C’était un 29 novembre : Le décret contre les prêtres réfractaires
C’était un 29 novembre : Le décret contre les prêtres réfractaires

Le 29 novembre 1791, l’Assemblée législative adopte un décret visant les prêtres qui refusent de prêter serment à la Constitution civile du clergé, promulguée l’année précédente. En sanctionnant ces ecclésiastiques qualifiés de « réfractaires », les députés espèrent consolider la Révolution. Ils ne font en réalité qu’ouvrir la voie à une fracture profonde au sein du royaume, où la question religieuse devient l’un des moteurs de la guerre civile.

Un serment pour soumettre l’Église à la Nation

Depuis la nationalisation des biens du clergé et la réorganisation des diocèses, la Révolution exige que le clergé devienne un corps de fonctionnaires publics. Le 27 novembre 1790, les députés imposent donc à tous les prêtres un serment d’obéissance :

« Je jure d’être fidèle à la nation, à la loi et au roi, et de maintenir de tout mon pouvoir la Constitution décrétée par l’Assemblée nationale et acceptée par le roi. »

Louis XVI accepte ce texte en décembre, mais le pape Pie VI le condamne en avril 1791. L’effet est immédiat : dans de nombreuses régions, une majorité de prêtres refuse de prêter serment. Privés de leurs fonctions, parfois expulsés de leur paroisse, ils demeurent pourtant soutenus par la population, notamment en Bretagne, en Vendée et dans l’Ouest.
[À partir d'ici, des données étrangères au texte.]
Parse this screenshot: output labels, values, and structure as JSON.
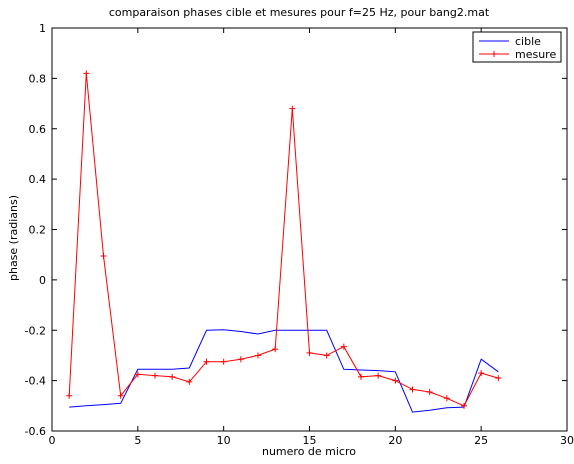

Le décret du 29 novembre : la rupture

Face aux troubles qui éclatent dans les campagnes, les députés législatifs voient dans les prêtres réfractaires des « ennemis intérieurs » susceptibles d’encourager les révoltes. Sous la pression des Jacobins, la Législative vote le 29 novembre 1791 un texte sévère :

– les prêtres ayant refusé le serment deviennent des suspects politiques,

– ils perdent traitement et pension,

– ils peuvent être assignés à résidence ou éloignés de leur domicile en cas de troubles,

– les églises sont réservées aux seuls prêtres constitutionnels,

– les municipalités doivent surveiller, recenser et signaler les insermentés.

Ce décret, perçu comme une persécution religieuse, suscite une émotion immense dans l’Ouest. Louis XVI, qui redoute une explosion populaire, exerce son droit de veto le 19 décembre. Son refus est interprété par les patriotes comme une trahison.

Vers la proscription

L’année 1792 voit la situation se durcir. Le 26 mai, un nouveau décret prévoit la proscription de tout prêtre non jureur dénoncé par vingt citoyens actifs. Le roi oppose encore son veto, ce qui accroît sa perte de popularité. La haine monte, les violences se multiplient : prêtres molestés, massacres ponctuels, rassemblements forcés.

Le 26 août 1792, quelques jours après la chute de la monarchie, l’Assemblée bannit tous les prêtres réfractaires. Ceux qui ne quittent pas la France dans un délai de quinze jours peuvent être arrêtés sans jugement. Des centaines sont expulsés vers l’Espagne ou l’Angleterre ; d’autres sont enfermés dans des conditions misérables, notamment en Bretagne, au château du Taureau ou aux Carmes de Brest.

Beaucoup périront encore lors des massacres de Septembre, considérés comme complices des ennemis de la Nation.

De la persécution à la guerre civile

Dans les campagnes, les populations restent profondément attachées à leurs prêtres traditionnels. Leur expulsion, voire leur mort, déclenche une indignation qui alimente la rébellion. En 1793, une partie de l’Ouest rural — la Vendée, l’Anjou, le Maine — se soulève : c’est le début de la guerre de Vendée.

Ainsi, le décret du 29 novembre 1791, voulu pour renforcer l’ordre révolutionnaire, participe paradoxalement à la naissance d’un conflit fratricide qui marquera durablement la France. À travers la question du serment, c’est l’autorité de la Nation, la place de la religion et le cœur même de la société française qui se trouvent brutalement remis en cause.